Six-month follow-up computed tomography angiogram 3D reconstruction micro-coils embolisation (yellow arrow) and type II endoleak (red arrow). One-year follow-up computed tomography angiogram with type II endoleak (yellow arrow). Computed tomography angiogram after ligation of middle sacral artery follow-up with no endoleak (yellow arrow).


Discussion
In most of the cases, isolated type II endoleak is considered as innocuous and it is expected to seal spontaneously or it is not associated with high risk of rupture.12–14 However, this has been questioned from other researchers,15–17 and it has been recommended that in the presence of a type II endoleak and significant sac enlargement, the risk of rupture may be substantial 15 ; thus, sac enlargement is currently the best surrogate available and guides the indication for intervention. 18
As it was highlighted in our case, it is really important to anticipate that treatment of a feeding artery may be not successful, as other feeding arteries may be responsible too or will appear as a result of blood flow redistribution.9,19 Thus, although we embolised the lumbar arteries at first, we had to ligate the IMA secondly and the middle sacral artery later.

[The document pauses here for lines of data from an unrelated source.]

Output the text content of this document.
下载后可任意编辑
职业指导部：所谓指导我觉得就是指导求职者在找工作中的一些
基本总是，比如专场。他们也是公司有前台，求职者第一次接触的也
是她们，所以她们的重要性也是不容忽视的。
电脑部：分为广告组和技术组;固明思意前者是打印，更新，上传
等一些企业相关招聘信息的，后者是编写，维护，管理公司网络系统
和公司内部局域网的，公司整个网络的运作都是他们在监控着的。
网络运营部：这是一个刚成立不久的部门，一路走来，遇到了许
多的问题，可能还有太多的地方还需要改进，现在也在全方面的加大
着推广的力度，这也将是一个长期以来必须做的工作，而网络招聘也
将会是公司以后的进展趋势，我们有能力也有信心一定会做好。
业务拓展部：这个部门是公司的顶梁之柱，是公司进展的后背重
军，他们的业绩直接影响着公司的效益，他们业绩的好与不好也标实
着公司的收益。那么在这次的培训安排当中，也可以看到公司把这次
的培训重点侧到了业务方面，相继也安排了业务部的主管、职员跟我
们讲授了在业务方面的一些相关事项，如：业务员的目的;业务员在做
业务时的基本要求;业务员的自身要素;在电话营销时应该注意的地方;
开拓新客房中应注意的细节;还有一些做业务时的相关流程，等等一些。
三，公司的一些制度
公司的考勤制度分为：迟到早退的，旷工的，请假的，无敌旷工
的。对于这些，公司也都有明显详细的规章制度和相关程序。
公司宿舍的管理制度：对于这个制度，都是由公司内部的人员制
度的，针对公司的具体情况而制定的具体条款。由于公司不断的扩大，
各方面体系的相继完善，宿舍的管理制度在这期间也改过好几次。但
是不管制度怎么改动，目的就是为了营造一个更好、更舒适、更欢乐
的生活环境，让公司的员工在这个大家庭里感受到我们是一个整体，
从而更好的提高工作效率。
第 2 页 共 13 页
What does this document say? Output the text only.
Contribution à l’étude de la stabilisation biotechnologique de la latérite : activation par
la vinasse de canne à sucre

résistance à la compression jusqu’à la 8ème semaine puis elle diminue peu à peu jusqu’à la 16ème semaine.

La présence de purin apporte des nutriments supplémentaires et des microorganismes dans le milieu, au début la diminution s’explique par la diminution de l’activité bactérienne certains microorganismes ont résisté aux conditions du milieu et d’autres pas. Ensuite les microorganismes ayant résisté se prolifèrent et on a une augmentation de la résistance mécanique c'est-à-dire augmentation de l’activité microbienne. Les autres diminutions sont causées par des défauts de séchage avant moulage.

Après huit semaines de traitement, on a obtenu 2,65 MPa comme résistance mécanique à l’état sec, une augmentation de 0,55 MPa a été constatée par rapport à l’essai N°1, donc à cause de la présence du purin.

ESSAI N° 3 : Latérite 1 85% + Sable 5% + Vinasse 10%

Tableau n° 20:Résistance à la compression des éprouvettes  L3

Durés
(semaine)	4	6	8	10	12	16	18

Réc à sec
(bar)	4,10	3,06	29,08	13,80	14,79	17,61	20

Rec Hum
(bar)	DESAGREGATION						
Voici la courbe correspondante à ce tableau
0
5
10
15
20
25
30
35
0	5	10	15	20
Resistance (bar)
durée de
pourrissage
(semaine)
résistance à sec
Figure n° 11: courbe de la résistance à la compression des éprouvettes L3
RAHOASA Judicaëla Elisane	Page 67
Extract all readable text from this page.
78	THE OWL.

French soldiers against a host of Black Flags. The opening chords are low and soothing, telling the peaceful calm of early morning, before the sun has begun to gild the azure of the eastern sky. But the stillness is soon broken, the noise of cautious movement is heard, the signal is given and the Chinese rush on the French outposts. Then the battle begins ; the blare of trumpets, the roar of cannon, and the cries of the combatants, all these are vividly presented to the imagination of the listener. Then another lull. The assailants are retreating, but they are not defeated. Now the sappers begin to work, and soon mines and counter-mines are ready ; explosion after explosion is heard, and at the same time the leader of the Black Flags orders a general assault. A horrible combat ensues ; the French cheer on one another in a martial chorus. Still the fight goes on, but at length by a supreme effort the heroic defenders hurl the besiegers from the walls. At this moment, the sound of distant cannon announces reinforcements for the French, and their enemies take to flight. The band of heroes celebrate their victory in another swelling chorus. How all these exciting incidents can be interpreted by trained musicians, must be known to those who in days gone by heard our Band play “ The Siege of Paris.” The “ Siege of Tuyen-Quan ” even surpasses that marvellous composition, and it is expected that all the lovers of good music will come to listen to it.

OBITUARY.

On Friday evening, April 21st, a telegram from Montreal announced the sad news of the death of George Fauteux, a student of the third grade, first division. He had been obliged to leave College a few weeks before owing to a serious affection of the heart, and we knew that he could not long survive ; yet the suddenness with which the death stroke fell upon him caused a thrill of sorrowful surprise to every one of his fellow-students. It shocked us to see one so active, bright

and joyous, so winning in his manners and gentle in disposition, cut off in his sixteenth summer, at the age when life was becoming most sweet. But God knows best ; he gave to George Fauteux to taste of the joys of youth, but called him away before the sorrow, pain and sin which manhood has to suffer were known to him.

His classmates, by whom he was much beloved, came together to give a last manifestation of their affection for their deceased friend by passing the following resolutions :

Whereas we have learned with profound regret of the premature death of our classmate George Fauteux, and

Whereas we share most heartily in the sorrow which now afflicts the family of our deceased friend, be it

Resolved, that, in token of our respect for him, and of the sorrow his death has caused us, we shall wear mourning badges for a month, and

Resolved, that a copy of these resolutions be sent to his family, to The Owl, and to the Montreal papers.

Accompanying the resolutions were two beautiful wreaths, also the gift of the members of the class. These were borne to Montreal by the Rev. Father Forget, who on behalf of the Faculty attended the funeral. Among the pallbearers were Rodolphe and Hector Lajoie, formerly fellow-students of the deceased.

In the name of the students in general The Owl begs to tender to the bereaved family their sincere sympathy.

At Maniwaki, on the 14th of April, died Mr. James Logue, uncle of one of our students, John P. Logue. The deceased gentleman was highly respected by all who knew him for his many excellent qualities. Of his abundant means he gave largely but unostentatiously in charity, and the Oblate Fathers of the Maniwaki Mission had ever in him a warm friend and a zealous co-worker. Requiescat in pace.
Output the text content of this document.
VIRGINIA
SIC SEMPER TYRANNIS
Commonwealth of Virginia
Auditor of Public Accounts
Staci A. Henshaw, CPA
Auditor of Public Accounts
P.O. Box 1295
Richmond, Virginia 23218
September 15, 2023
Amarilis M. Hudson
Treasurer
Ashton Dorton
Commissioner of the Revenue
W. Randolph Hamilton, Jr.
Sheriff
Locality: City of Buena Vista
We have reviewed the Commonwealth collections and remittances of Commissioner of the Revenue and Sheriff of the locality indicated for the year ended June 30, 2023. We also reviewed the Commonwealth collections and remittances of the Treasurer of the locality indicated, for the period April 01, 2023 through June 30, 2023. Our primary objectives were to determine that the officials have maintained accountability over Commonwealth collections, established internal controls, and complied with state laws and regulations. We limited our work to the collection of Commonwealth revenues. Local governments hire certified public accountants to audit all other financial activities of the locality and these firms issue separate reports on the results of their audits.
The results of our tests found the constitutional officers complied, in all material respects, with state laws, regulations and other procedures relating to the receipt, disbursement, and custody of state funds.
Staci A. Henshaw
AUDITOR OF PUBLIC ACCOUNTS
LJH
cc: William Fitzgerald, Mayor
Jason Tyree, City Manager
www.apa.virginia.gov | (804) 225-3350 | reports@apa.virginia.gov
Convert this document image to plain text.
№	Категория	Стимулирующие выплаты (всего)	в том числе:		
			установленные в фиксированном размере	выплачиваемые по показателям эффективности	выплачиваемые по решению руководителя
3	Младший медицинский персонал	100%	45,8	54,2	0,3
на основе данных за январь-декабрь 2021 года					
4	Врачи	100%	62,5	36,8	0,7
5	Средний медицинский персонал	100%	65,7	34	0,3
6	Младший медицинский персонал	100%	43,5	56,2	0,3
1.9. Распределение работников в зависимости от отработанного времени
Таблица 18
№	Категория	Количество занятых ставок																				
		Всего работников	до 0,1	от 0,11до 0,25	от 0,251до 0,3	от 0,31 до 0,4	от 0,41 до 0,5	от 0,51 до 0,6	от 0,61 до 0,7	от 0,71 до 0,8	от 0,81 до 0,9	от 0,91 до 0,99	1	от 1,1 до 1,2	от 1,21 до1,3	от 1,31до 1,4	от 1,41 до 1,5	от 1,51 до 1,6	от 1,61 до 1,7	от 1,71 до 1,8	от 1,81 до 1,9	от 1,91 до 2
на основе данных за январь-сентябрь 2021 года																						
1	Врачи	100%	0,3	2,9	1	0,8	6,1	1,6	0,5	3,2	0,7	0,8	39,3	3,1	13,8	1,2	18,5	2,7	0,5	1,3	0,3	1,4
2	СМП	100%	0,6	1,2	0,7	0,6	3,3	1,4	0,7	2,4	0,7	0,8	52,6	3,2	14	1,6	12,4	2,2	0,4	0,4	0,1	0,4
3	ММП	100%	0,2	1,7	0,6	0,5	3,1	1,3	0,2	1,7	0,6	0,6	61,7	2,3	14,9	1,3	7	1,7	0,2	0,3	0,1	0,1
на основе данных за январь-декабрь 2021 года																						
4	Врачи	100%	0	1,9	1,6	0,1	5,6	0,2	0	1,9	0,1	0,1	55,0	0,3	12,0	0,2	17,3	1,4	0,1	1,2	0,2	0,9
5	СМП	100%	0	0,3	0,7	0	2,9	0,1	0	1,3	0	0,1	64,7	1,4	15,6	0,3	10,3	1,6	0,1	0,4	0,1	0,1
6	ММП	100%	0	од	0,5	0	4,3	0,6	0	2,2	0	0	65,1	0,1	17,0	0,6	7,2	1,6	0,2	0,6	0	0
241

However, only the preoperative embolisation of the IMA (according to specific criteria) has been associated with reduced incidence of type II endoleak and aneurysm sac volume enlargement.10,19 On the other hand, in contrast to the secondary endovascular procedures, there are devotees who suggest elective open surgery after EVAR in order to eliminate an isolated type endoleak II with good results20,21 or even conservative treatment as an effective strategy for the management of type II endoleak with equivalent aneurysm-related mortality and an improved survival.12–14,22,23
Conclusion
Our case highlights the difficulty to accurately identify and confirm the sources of type II endoleak and to instigate the appropriate treatment for its elimination. Utilization of various imaging modalities in the follow-up, and close observations are required for the management of cases of persistent type II endoleak.
Footnotes
Authors’ Note
Although identifying information, including patient’s name, his initials, or his hospital number, was not published in the manuscript and in the photographs, as it is recommended by the International Committee of Medical Journal Editors, Uniform Requirements for Manuscripts Submitted to Biomedical Journals, a patient’s consent was obtained.
Conflict of interest
None declared.
Funding
This research received no specific grant from any funding agency in the public, commercial, or not-for-profit sectors.